PW.7 is a relative to PW.3 and stated that the Accused and she were married. He also stated that the Accused came to his home at 8. 30 p.m. to great him with the deceased. Thus seen by both PW.1 and this witness the deceased was alive and well in company of the Accused.
PW.8 Dr. Jane Wasike the Pathologist who performed autopsy stated in her Post Mortem report that cause of death was head injury due to blunt object. She also agreed that the injury could have occurred due to a fall.

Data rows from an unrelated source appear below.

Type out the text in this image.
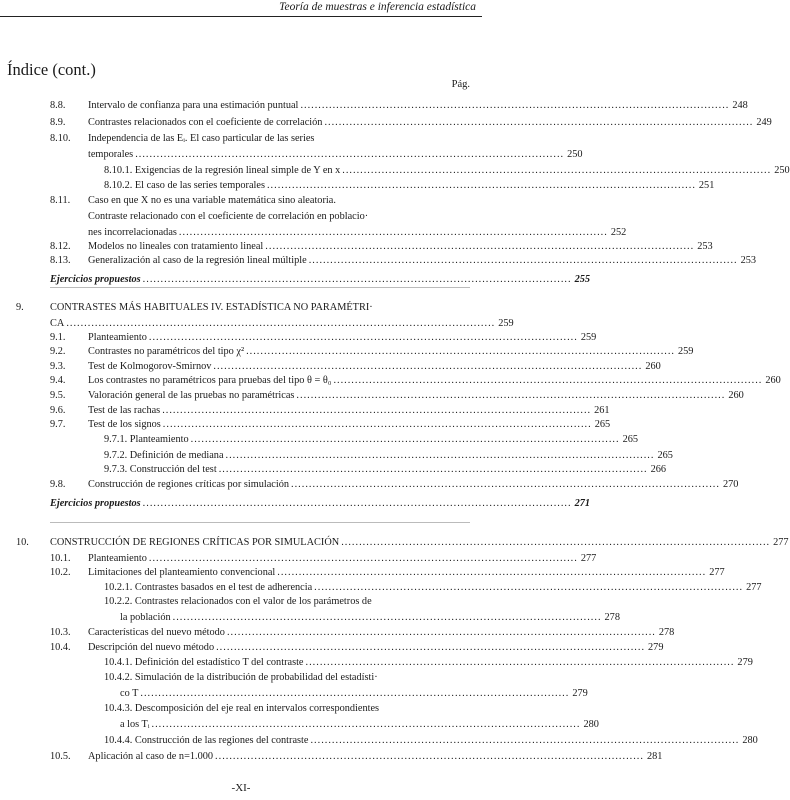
Teoría de muestras e inferencia estadística
Índice (cont.)
Pág.
8.8. Intervalo de confianza para una estimación puntual ........................................................................................................................ 248
8.9. Contrastes relacionados con el coeficiente de correlación ........................................................................................................................ 249
8.10. Independencia de las Eᵢ. El caso particular de las series
temporales ........................................................................................................................ 250
8.10.1. Exigencias de la regresión lineal simple de Y en x ........................................................................................................................ 250
8.10.2. El caso de las series temporales ........................................................................................................................ 251
8.11. Caso en que X no es una variable matemática sino aleatoria.
Contraste relacionado con el coeficiente de correlación en poblacio·
nes incorrelacionadas ........................................................................................................................ 252
8.12. Modelos no lineales con tratamiento lineal ........................................................................................................................ 253
8.13. Generalización al caso de la regresión lineal múltiple ........................................................................................................................ 253
Ejercicios propuestos ........................................................................................................................ 255
9.	CONTRASTES MÁS HABITUALES IV. ESTADÍSTICA NO PARAMÉTRI·
CA ........................................................................................................................ 259
9.1. Planteamiento ........................................................................................................................ 259
9.2. Contrastes no paramétricos del tipo χ² ........................................................................................................................ 259
9.3. Test de Kolmogorov-Smirnov ........................................................................................................................ 260
9.4. Los contrastes no paramétricos para pruebas del tipo θ = θ₀ ........................................................................................................................ 260
9.5. Valoración general de las pruebas no paramétricas ........................................................................................................................ 260
9.6. Test de las rachas ........................................................................................................................ 261
9.7. Test de los signos ........................................................................................................................ 265
9.7.1. Planteamiento ........................................................................................................................ 265
9.7.2. Definición de mediana ........................................................................................................................ 265
9.7.3. Construcción del test ........................................................................................................................ 266
9.8. Construcción de regiones críticas por simulación ........................................................................................................................ 270
Ejercicios propuestos ........................................................................................................................ 271
10. CONSTRUCCIÓN DE REGIONES CRÍTICAS POR SIMULACIÓN ........................................................................................................................ 277
10.1. Planteamiento ........................................................................................................................ 277
10.2. Limitaciones del planteamiento convencional ........................................................................................................................ 277
10.2.1. Contrastes basados en el test de adherencia ........................................................................................................................ 277
10.2.2. Contrastes relacionados con el valor de los parámetros de
la población ........................................................................................................................ 278
10.3. Características del nuevo método ........................................................................................................................ 278
10.4. Descripción del nuevo método ........................................................................................................................ 279
10.4.1. Definición del estadístico T del contraste ........................................................................................................................ 279
10.4.2. Simulación de la distribución de probabilidad del estadísti·
co T ........................................................................................................................ 279
10.4.3. Descomposición del eje real en intervalos correspondientes
a los Tᵢ ........................................................................................................................ 280
10.4.4. Construcción de las regiones del contraste ........................................................................................................................ 280
10.5. Aplicación al caso de n=1.000 ........................................................................................................................ 281
-XI-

The Accused said the same thing in his sworn testimony. He narrated how he spent his day with the deceased. At around 9. 00 to 9. 30 p.m. he was climbing his stairs with the deceased who was behind him. He reached his home and opened the main door, but when he was opening the bed-room door he heard screams of the deceased. He went out and saw him falling down the stairs. He took the injured child to PW.2 so that he could take a taxi. On the way he saw PW.1 and one Ken who asked him where he was going. He told them what had happened. They advised him to go back and carry the child, while looking for a taxi. When they went back the child had already died and people started accusing him of killing the deceased.
He, by producing a sketch plan of the building, showed that it was impossible for PW.1 to hear any noise from his house as there was a room and bathroom between the two. However none of these issues were raised during cross-examination.
While noting the above, I have to keep in my mind that it is the prosecution who carries burden to prove the charge beyond reasonable doubt.
I should also note that although the Accused was arrested almost immediately after the incident, no search of his room was made and no murder weapon was produced. That can be fatal under the circumstances.
Even if I ignore the above issue, which I cannot, I do find that the evidence led is full of yawning gaps and the Accused should be allowed to come out from any of them
Lastly, the charge has not been proved as per the particulars. I have already observed earlier that the dates of commission vary between the evidence and the particulars of the charge which once again is fatal blow to the Prosecution case.
Considering the aforesaid, I do find that the prosecution has miserably failed to prove the charge against the Accused person. I therefore enter finding of not guilty against the Accused and acquit him of the murder of Sammy Nyaga Ndwiga as leveled against him.
I therefore disagree with the opinion of the two Assessors and agree with that of the third one.
I thus direct that the Accused be released forthwith, unless held otherwise as per law.
Dated and delivered this 26th day of October, 2005.